Капли крови осели на креслах. Джек надвинул шляпу ниже — на ее полы упало два красноречивых пятна. Мимо пронесся испуганный зритель, грубо толкнув плечом. Джек ступил к сцене, обернувшись: Катрин все так же безжизненно смотрела в небо. Потом бросил еще один взгляд на Альберта, взял помятую программку и направился к выходу.
В дверях суетилась охрана, жались люди. Они ругались, плакали и кричали, пытались пробиться наружу и выяснить, что случилось. Спокойно обогнув их, Джек, никем не остановленный, вышел к балюстраде театра.
Луна взошла, и, разлегшись на кучевых облаках, осыпала мир порошей. Джек прикрыл глаза, вслушавшись в мелодию, шедшую прямиком из трепетного сердца балерины. Ей вторила другая, не менее грустная и печальная. От того, кто любил Катрин больше всего на свете.
Улыбка отклеилась от лица. Стянув губы в ровную полосу, Джек спустился по ступеням. Наутро выйдут новости о прощальном спектакле прима-балерины и ее тяжелой судьбе. Мир взбунтуется и будет обсуждать это еще пару недель. А потом забудет, как забывает обо всем и обо всех. Живым нет дела до мертвецов.

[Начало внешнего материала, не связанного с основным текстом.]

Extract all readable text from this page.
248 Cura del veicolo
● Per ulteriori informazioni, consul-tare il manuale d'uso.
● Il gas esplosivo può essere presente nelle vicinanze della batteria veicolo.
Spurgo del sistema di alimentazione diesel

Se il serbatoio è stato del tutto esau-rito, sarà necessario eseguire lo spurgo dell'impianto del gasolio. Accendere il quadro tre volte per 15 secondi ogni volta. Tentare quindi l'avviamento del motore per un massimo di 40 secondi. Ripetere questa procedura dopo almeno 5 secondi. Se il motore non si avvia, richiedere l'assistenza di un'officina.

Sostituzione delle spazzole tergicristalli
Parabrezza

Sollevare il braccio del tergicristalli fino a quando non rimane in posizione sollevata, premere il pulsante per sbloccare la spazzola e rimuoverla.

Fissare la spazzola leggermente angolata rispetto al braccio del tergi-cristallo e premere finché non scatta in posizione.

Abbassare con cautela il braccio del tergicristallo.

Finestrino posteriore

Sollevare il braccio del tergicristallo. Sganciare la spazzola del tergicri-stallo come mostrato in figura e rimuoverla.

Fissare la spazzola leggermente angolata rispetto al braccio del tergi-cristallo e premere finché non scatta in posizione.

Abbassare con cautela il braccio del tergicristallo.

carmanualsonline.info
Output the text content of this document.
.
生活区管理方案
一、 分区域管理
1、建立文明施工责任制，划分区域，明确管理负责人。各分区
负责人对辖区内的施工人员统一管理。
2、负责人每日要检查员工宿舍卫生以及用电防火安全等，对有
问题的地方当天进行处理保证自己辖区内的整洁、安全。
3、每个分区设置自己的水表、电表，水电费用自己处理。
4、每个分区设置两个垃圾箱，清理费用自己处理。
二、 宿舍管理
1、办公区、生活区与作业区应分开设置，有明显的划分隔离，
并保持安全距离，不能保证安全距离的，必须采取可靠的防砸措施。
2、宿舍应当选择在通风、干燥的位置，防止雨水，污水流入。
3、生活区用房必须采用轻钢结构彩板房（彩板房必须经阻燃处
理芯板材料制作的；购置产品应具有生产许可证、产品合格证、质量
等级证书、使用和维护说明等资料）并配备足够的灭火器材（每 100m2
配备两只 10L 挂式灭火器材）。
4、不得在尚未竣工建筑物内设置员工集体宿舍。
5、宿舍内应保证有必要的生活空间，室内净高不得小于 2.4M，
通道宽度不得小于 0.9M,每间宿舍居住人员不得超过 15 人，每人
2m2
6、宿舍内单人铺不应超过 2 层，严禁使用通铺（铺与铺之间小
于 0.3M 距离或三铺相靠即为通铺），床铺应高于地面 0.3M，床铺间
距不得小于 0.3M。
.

Джек двинулся к автомобилю, прокрутив на пальцах ключи. Совсем скоро снег присыпал его следы, стерев их так, словно раньше и не было. А, может, и действительно не было.
========== Эпизод 9: Папа Карло ==========
Краски липли к холсту, как жирные мухи. Генри утер лоб ладонью, размазав по нему синюю кляксу. Долгие подтеки остались на щеках и носу. Генри это не волновало, его полностью поглотила работа.
Он не спал дня три или больше. Не знал, сколько времени прошло. Время скомкалось, свернулось в бесконечную струну. Оно остановилось. Для Генри существовало только сейчас, в которое он занимался портретом.
Портрет выходил отвратительно. Шляпа все норовила сползти вбок, а узкие глаза дурашливо щурились, как Генри ни пытался их раскрыть. Портрет словно бы знал что-то, что было неизвестно самому Генри, и надежно это скрывал. Хотел, чтобы Генри догадался. А Генри безуспешно бился над предложенной загадкой и пытался уловить ее суть, смешивая краски и в очередной раз ломая холст.
Несчетное количество раз он начинал заново. Каждый раз все было не то.
— Кто ты?.. Говори со мной. Дай мне услышать тебя.
Фаланги пальцев проехались по холсту, коснувшись прямых плеч. Генри глубоко вдохнул и закрыл глаза. Перед его внутренним взором раскинулось бескрайнее небо, уходящее синевой до самого горизонта. Высокое, прекрасное. Генри представлял себя одинокой птицей, ныряющей сквозь облака. Под ним расстилалась земля. Он видел свое прошлое, настоящее, будущее — все сразу. Он комкал их в одну-единственную эмоцию и переносил ее на холст, как мог.